Der Wanderweg nähert sich im weiteren Verlauf den Zinnen wieder an. Zwar gibt es noch einen mittleren An- und Abstieg, doch diese stellen auch für ungeübte Wanderer nur ein kleines Hindernis dar. Auf diesem Teil des Wanderwegs versteht man warum es „Im Schatten der 3 Zinnen“ heißt, wie auch auf den Google Bildern (siehe oben: einfach heranzoomen) zu erkennen ist. Über die Malga Langalm führt der Weg durch reichlich bewachsene Täler zur Auronzohütte. Hier ist es Zeit sich von den Tre Cime di Lavaredo zu verabschieden.

Fazit: Diese Wanderung um die 3 Zinnen ist ein absolutes Highlight und gehört meiner Meinung nach, auch ohne familiären Bezug, zum Pflichtprogramm in Südtirol. Für die Wanderung sollte man ausreichend Zeit zum Bestaunen und Genießen einplanen, insgesamt ca. 5 Stunden.

3-zinnen

Gesamtfazit

Wen es einmal nach Südtirol verschlägt, der kommt nur selten davon weg. Die schroffen Felsen, frischen Quellbäche und duftenden Wälder machen es zu einem kleinen Paradies für Naturliebhaber und Wanderer.
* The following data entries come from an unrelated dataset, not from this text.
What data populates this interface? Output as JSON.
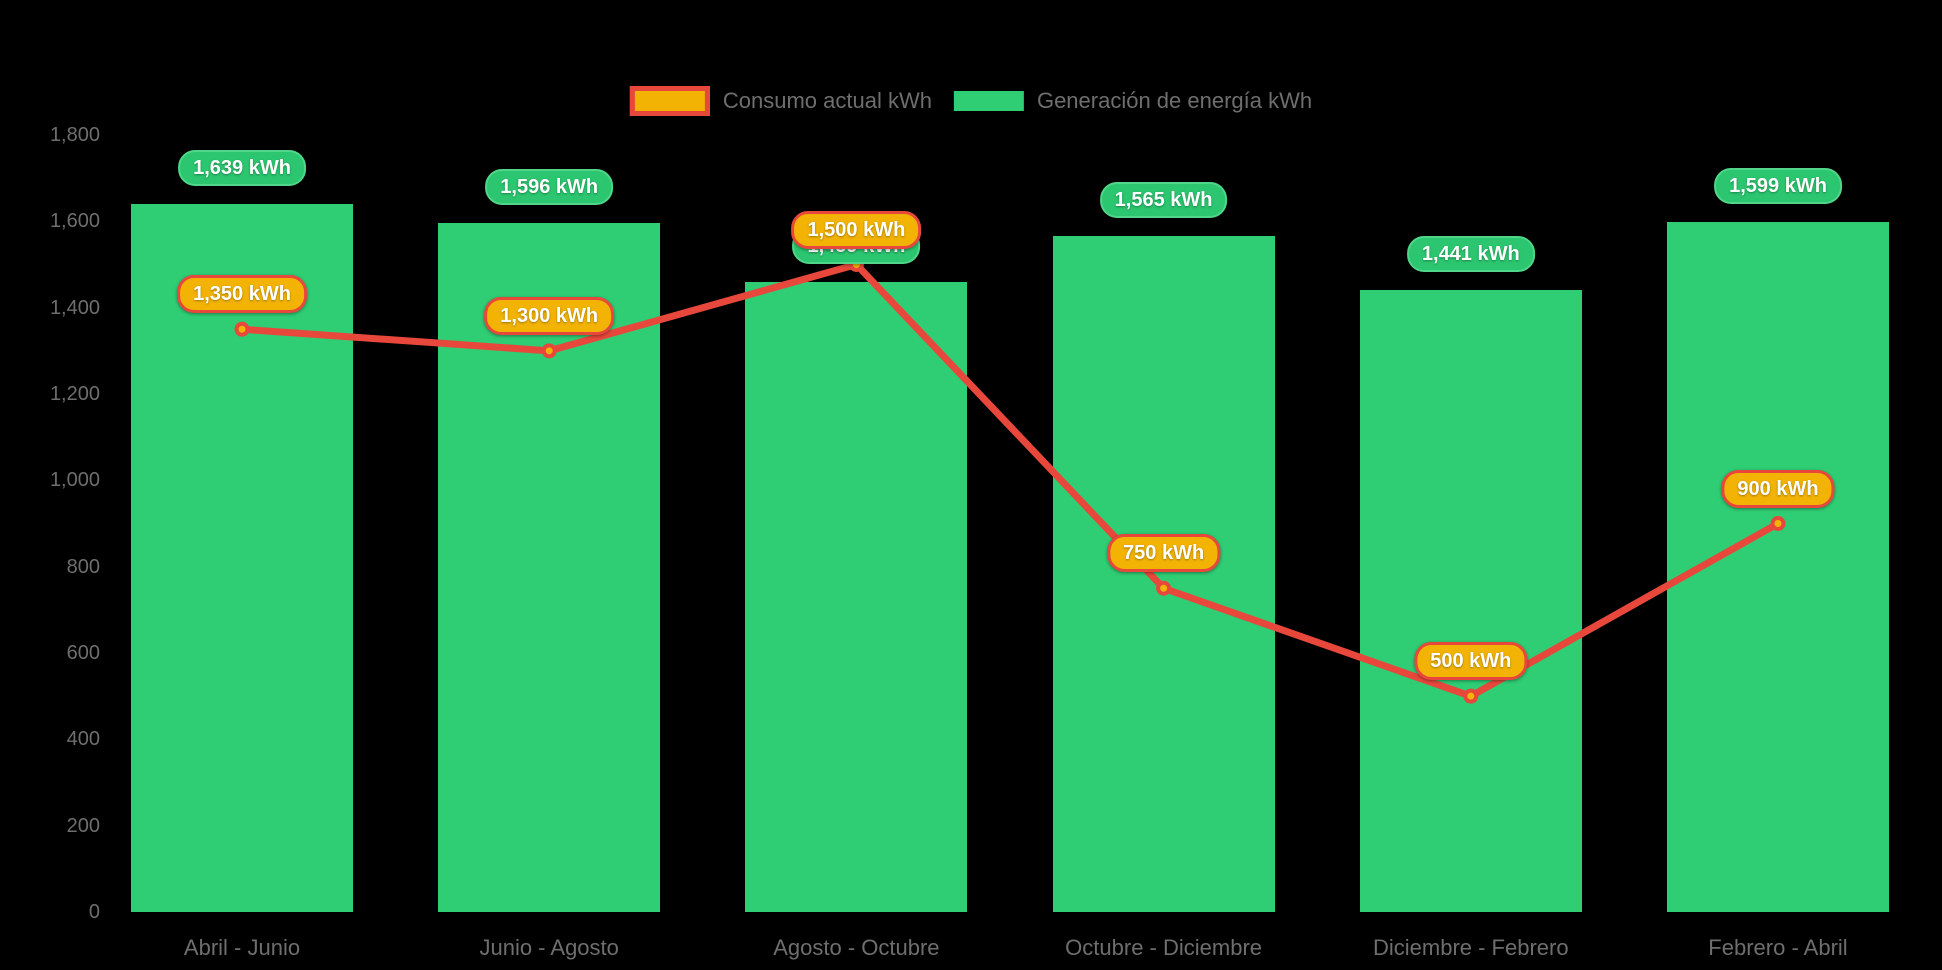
{
  "chart_data": {
    "type": "combo",
    "categories": [
      "Abril - Junio",
      "Junio - Agosto",
      "Agosto - Octubre",
      "Octubre - Diciembre",
      "Diciembre - Febrero",
      "Febrero - Abril"
    ],
    "series": [
      {
        "name": "Generación de energía kWh",
        "type": "bar",
        "values": [
          1639,
          1596,
          1459,
          1565,
          1441,
          1599
        ],
        "labels": [
          "1,639 kWh",
          "1,596 kWh",
          "1,459 kWh",
          "1,565 kWh",
          "1,441 kWh",
          "1,599 kWh"
        ]
      },
      {
        "name": "Consumo actual kWh",
        "type": "line",
        "values": [
          1350,
          1300,
          1500,
          750,
          500,
          900
        ],
        "labels": [
          "1,350 kWh",
          "1,300 kWh",
          "1,500 kWh",
          "750 kWh",
          "500 kWh",
          "900 kWh"
        ]
      }
    ],
    "ylim": [
      0,
      1800
    ],
    "yticks": [
      0,
      200,
      400,
      600,
      800,
      1000,
      1200,
      1400,
      1600,
      1800
    ],
    "ytick_labels": [
      "0",
      "200",
      "400",
      "600",
      "800",
      "1,000",
      "1,200",
      "1,400",
      "1,600",
      "1,800"
    ],
    "grid": false,
    "legend_position": "top-center"
  },
  "legend": {
    "items": [
      {
        "label": "Consumo actual kWh"
      },
      {
        "label": "Generación de energía kWh"
      }
    ]
  },
  "colors": {
    "background": "#000000",
    "bar_fill": "#2fcd74",
    "bar_badge_fill": "#2bc66f",
    "bar_badge_border": "#4fd689",
    "line_stroke": "#e8483c",
    "marker_fill": "#f2b305",
    "line_badge_fill": "#f2b305",
    "line_badge_border": "#e8483c",
    "axis_text": "#6e6e6e",
    "badge_text": "#ffffff"
  }
}
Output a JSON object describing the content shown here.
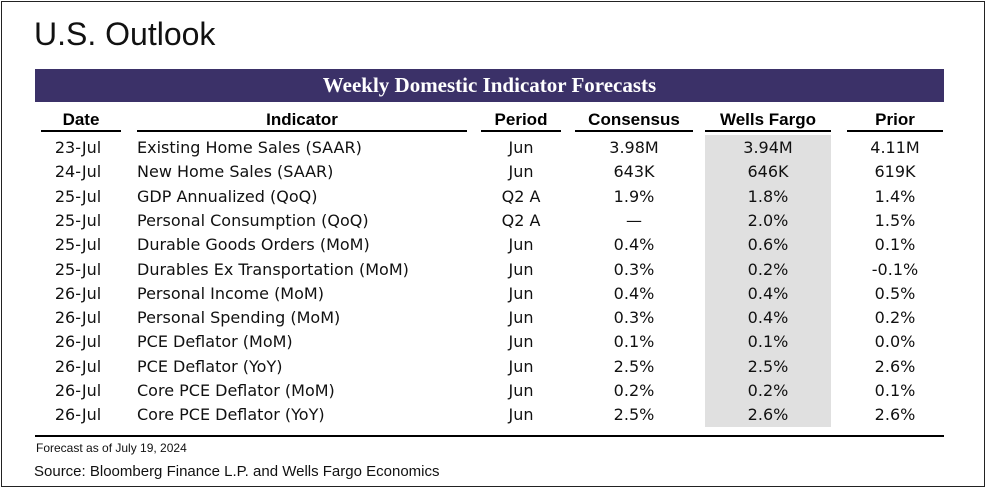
{
  "page_title": "U.S. Outlook",
  "table_title": "Weekly Domestic Indicator Forecasts",
  "columns": {
    "date": "Date",
    "indicator": "Indicator",
    "period": "Period",
    "consensus": "Consensus",
    "wells_fargo": "Wells Fargo",
    "prior": "Prior"
  },
  "rows": [
    {
      "date": "23-Jul",
      "indicator": "Existing Home Sales (SAAR)",
      "period": "Jun",
      "consensus": "3.98M",
      "wells_fargo": "3.94M",
      "prior": "4.11M"
    },
    {
      "date": "24-Jul",
      "indicator": "New Home Sales (SAAR)",
      "period": "Jun",
      "consensus": "643K",
      "wells_fargo": "646K",
      "prior": "619K"
    },
    {
      "date": "25-Jul",
      "indicator": "GDP Annualized (QoQ)",
      "period": "Q2 A",
      "consensus": "1.9%",
      "wells_fargo": "1.8%",
      "prior": "1.4%"
    },
    {
      "date": "25-Jul",
      "indicator": "Personal Consumption (QoQ)",
      "period": "Q2 A",
      "consensus": "—",
      "wells_fargo": "2.0%",
      "prior": "1.5%"
    },
    {
      "date": "25-Jul",
      "indicator": "Durable Goods Orders (MoM)",
      "period": "Jun",
      "consensus": "0.4%",
      "wells_fargo": "0.6%",
      "prior": "0.1%"
    },
    {
      "date": "25-Jul",
      "indicator": "Durables Ex Transportation (MoM)",
      "period": "Jun",
      "consensus": "0.3%",
      "wells_fargo": "0.2%",
      "prior": "-0.1%"
    },
    {
      "date": "26-Jul",
      "indicator": "Personal Income (MoM)",
      "period": "Jun",
      "consensus": "0.4%",
      "wells_fargo": "0.4%",
      "prior": "0.5%"
    },
    {
      "date": "26-Jul",
      "indicator": "Personal Spending (MoM)",
      "period": "Jun",
      "consensus": "0.3%",
      "wells_fargo": "0.4%",
      "prior": "0.2%"
    },
    {
      "date": "26-Jul",
      "indicator": "PCE Deflator (MoM)",
      "period": "Jun",
      "consensus": "0.1%",
      "wells_fargo": "0.1%",
      "prior": "0.0%"
    },
    {
      "date": "26-Jul",
      "indicator": "PCE Deflator (YoY)",
      "period": "Jun",
      "consensus": "2.5%",
      "wells_fargo": "2.5%",
      "prior": "2.6%"
    },
    {
      "date": "26-Jul",
      "indicator": "Core PCE Deflator (MoM)",
      "period": "Jun",
      "consensus": "0.2%",
      "wells_fargo": "0.2%",
      "prior": "0.1%"
    },
    {
      "date": "26-Jul",
      "indicator": "Core PCE Deflator (YoY)",
      "period": "Jun",
      "consensus": "2.5%",
      "wells_fargo": "2.6%",
      "prior": "2.6%"
    }
  ],
  "note": "Forecast as of July 19, 2024",
  "source": "Source: Bloomberg Finance L.P. and Wells Fargo Economics",
  "colors": {
    "banner": "#3b3168",
    "wells_fargo_column_shade": "#e0e0e0"
  }
}
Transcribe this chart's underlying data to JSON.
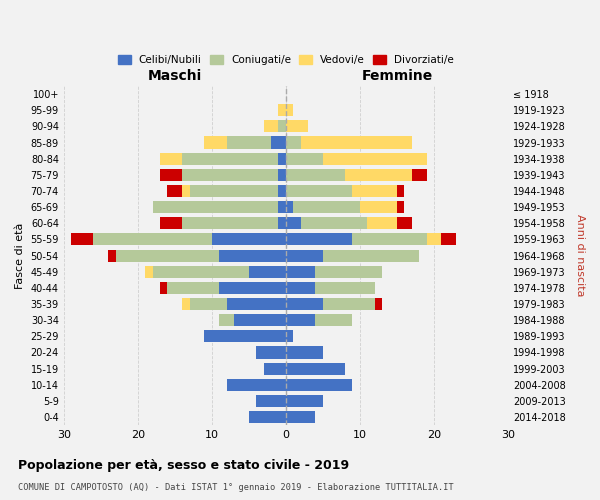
{
  "age_groups": [
    "100+",
    "95-99",
    "90-94",
    "85-89",
    "80-84",
    "75-79",
    "70-74",
    "65-69",
    "60-64",
    "55-59",
    "50-54",
    "45-49",
    "40-44",
    "35-39",
    "30-34",
    "25-29",
    "20-24",
    "15-19",
    "10-14",
    "5-9",
    "0-4"
  ],
  "birth_years": [
    "≤ 1918",
    "1919-1923",
    "1924-1928",
    "1929-1933",
    "1934-1938",
    "1939-1943",
    "1944-1948",
    "1949-1953",
    "1954-1958",
    "1959-1963",
    "1964-1968",
    "1969-1973",
    "1974-1978",
    "1979-1983",
    "1984-1988",
    "1989-1993",
    "1994-1998",
    "1999-2003",
    "2004-2008",
    "2009-2013",
    "2014-2018"
  ],
  "maschi": {
    "celibi": [
      0,
      0,
      0,
      2,
      1,
      1,
      1,
      1,
      1,
      10,
      9,
      5,
      9,
      8,
      7,
      11,
      4,
      3,
      8,
      4,
      5
    ],
    "coniugati": [
      0,
      0,
      1,
      6,
      13,
      13,
      12,
      17,
      13,
      16,
      14,
      13,
      7,
      5,
      2,
      0,
      0,
      0,
      0,
      0,
      0
    ],
    "vedovi": [
      0,
      1,
      2,
      3,
      3,
      0,
      1,
      0,
      0,
      0,
      0,
      1,
      0,
      1,
      0,
      0,
      0,
      0,
      0,
      0,
      0
    ],
    "divorziati": [
      0,
      0,
      0,
      0,
      0,
      3,
      2,
      0,
      3,
      3,
      1,
      0,
      1,
      0,
      0,
      0,
      0,
      0,
      0,
      0,
      0
    ]
  },
  "femmine": {
    "nubili": [
      0,
      0,
      0,
      0,
      0,
      0,
      0,
      1,
      2,
      9,
      5,
      4,
      4,
      5,
      4,
      1,
      5,
      8,
      9,
      5,
      4
    ],
    "coniugate": [
      0,
      0,
      0,
      2,
      5,
      8,
      9,
      9,
      9,
      10,
      13,
      9,
      8,
      7,
      5,
      0,
      0,
      0,
      0,
      0,
      0
    ],
    "vedove": [
      0,
      1,
      3,
      15,
      14,
      9,
      6,
      5,
      4,
      2,
      0,
      0,
      0,
      0,
      0,
      0,
      0,
      0,
      0,
      0,
      0
    ],
    "divorziate": [
      0,
      0,
      0,
      0,
      0,
      2,
      1,
      1,
      2,
      2,
      0,
      0,
      0,
      1,
      0,
      0,
      0,
      0,
      0,
      0,
      0
    ]
  },
  "colors": {
    "celibi": "#4472c4",
    "coniugati": "#b5c99a",
    "vedovi": "#ffd966",
    "divorziati": "#cc0000"
  },
  "xlim": 30,
  "title": "Popolazione per età, sesso e stato civile - 2019",
  "subtitle": "COMUNE DI CAMPOTOSTO (AQ) - Dati ISTAT 1° gennaio 2019 - Elaborazione TUTTITALIA.IT",
  "ylabel": "Fasce di età",
  "right_label": "Anni di nascita",
  "bg_color": "#f2f2f2",
  "grid_color": "#cccccc"
}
Auch wenn ich meinem Zelt den Vorzug vor dem Wellnesshotel gegeben hätte (was in Südtirol rechtlich übrigens sehr schwierig ist), so muss ich doch sagen, dass es ein abwechslungsreicher Wanderurlaub war. Wenn man dann nach einer langen Tour mit einem Glas Rotwein in der Hand im Whirlpool sitzt und das Gewitter betrachtet, das mit lautem Grollen durch das Tal zieht, erkennt man die Vorzüge des Genusswanderns.

Nichtsdestotrotz bin ich lieber mit Zelt unterwegs, da draußen, wo es nicht so bequem ist. Wo es keinen Pool sondern Flüsse und Seen gibt, keinen Rotwein aber frisches Quellwasser, keine 5 sondern 3000 Sterne. Dort fühle ich mich zuhause.